I know that reference. (Star Wars, order to kill the Jedi)
Exterminate. (Doctor Who, Daleks)
Well, eradicate is the word they use. They don't want to be quite so obvious as to actually quote the creepy science fiction or science fantasy examples.
And yet.
I don't get how it's not that obvious. With people from outside the “autism community” (in quotes, because there is no such one community, but still used because some people are outside all the autism and autistic communities) hear what is going on, they get that it's messed up pretty fast. Not all the pieces, but that something is very wrong here? Oh, yes, they get that fast.
Not living, just existing? That line that disillusioned parents recently makes friends, teachers recoil.

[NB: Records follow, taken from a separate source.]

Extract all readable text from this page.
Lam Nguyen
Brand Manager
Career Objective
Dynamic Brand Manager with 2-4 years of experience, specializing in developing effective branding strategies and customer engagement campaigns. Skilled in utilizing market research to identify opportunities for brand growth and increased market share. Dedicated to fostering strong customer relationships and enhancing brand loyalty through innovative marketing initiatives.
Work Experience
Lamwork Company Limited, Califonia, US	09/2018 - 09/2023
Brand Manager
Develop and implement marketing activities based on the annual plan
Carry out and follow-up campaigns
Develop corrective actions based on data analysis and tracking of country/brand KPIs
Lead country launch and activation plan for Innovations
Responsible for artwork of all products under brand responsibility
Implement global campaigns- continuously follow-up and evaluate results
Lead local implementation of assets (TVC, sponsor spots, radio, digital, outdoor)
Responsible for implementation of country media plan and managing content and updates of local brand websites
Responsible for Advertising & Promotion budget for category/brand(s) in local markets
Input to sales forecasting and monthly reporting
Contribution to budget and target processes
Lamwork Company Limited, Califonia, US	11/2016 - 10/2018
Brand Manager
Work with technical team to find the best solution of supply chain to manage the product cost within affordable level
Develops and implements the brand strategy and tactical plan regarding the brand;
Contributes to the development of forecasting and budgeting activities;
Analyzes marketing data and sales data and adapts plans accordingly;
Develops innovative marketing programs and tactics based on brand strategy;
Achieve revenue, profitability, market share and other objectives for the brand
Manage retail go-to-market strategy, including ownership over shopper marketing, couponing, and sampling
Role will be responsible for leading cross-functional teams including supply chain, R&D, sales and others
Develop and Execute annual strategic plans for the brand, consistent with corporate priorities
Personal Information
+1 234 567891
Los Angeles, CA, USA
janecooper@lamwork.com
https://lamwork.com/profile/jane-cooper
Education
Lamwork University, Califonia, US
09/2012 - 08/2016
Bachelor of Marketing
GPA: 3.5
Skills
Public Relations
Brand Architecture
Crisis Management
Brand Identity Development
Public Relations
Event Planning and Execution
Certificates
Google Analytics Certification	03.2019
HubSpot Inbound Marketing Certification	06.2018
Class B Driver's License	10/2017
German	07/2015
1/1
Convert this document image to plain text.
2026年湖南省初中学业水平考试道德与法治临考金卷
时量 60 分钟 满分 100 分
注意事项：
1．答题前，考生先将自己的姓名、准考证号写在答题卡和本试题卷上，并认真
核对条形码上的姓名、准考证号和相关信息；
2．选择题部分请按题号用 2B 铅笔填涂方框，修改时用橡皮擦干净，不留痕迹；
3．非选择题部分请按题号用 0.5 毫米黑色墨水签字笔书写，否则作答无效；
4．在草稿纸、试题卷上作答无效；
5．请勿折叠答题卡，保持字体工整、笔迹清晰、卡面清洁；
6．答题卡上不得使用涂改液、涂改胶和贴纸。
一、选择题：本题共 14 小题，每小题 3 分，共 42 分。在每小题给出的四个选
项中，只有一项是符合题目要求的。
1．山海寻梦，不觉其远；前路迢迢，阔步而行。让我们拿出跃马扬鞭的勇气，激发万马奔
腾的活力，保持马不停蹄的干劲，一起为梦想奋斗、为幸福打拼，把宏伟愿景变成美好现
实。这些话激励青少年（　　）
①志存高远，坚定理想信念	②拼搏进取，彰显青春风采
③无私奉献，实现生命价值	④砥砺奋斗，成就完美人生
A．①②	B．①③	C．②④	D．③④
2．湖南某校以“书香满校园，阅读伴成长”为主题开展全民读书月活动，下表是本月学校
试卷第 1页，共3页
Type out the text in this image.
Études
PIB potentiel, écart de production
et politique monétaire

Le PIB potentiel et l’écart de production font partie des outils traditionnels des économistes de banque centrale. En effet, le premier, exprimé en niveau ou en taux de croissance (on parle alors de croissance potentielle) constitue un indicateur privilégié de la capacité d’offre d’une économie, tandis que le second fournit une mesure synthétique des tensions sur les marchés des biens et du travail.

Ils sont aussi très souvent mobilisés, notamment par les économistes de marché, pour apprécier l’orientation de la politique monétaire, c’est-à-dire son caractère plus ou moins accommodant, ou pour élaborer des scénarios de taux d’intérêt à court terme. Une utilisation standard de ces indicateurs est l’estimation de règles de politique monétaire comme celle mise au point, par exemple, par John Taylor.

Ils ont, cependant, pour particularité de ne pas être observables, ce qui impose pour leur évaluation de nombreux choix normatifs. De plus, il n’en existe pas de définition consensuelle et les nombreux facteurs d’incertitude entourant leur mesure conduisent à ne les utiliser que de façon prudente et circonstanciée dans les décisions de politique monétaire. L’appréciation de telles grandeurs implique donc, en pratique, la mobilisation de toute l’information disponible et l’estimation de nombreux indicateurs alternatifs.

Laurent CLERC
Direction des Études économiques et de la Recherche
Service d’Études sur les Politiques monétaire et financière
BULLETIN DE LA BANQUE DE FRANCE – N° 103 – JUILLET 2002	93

“They said WHAT on a PSA?!” That's the reaction when I tell them about the woman who told the world she considered murder-suicide in Autism Every Day.
“But... good parents don't kill their kids...” Yeah, I know. And for some reason, when I or others like me tell the parents of autistic kids this... they manage not to get it.
Sure, they might not how much I am like the “poor dears” pictured, but they get that killing people is wrong and they get that encouraging murder is wrong and they get that speaking like your children robbed you of your (and their) lives is wrong.
Somewhere in combating autism (but not autistic people, or so they say) it became OK to combat the autistic people. Right now, I don't really care if it's somehow possible to combat autism but not autistic people (pretty sure it's impossible, because autism isn't separate from us, but right now that's not even the point.) I care that right now we are combating autistic people. We are. Autistic people are having childhoods taken away in the push for typicality, autistic people are being locked away, autistic people are dying of the ways people try to combat autism. Even if you think it's possible to combat autism but not autistic people, the fact remains: that's now what's actually happening. What's actually happening is taking its toll on autistic people, not some nameless and shapeless autism sans person.
Maybe you could argue that they're not specifically trying to combat autistic people, but is considering autistic people acceptable collateral damage really any better? I say no: it's calling the lives of autistic people worth so little that we're acceptable losses in the fight against autism. It's making it acceptable to turn autistic people into a battlefield for the sake of combating autism. (Ever seen a battlefield after the battle? Yeah, don't turn a place into a battlefield in order to “save” it, it doesn't work. Doesn't work any better when the battlefield is a person.)
Do you think us being the battlefield or the collateral damage instead of the enemy makes us any less combated? It doesn't. Face that reality: even if we're not the intended targets of combating autism, combating autism is still hurting autistic people. It's still combating the very people you probably think you're helping when you say you're combating autism. Unless the autistic people aren't the ones you're doing this for, but our oh-so-overwhelmed family members (note the sarcasm, please.) If that's the case, at least be honest about it: you're then combating us because you think we make life harder for the real people or whatever. (Think we're real people? Then maybe our lives should matter, huh?)
Don't like the implications of any of those ideas? Maybe you should take the hint, and stop combating us.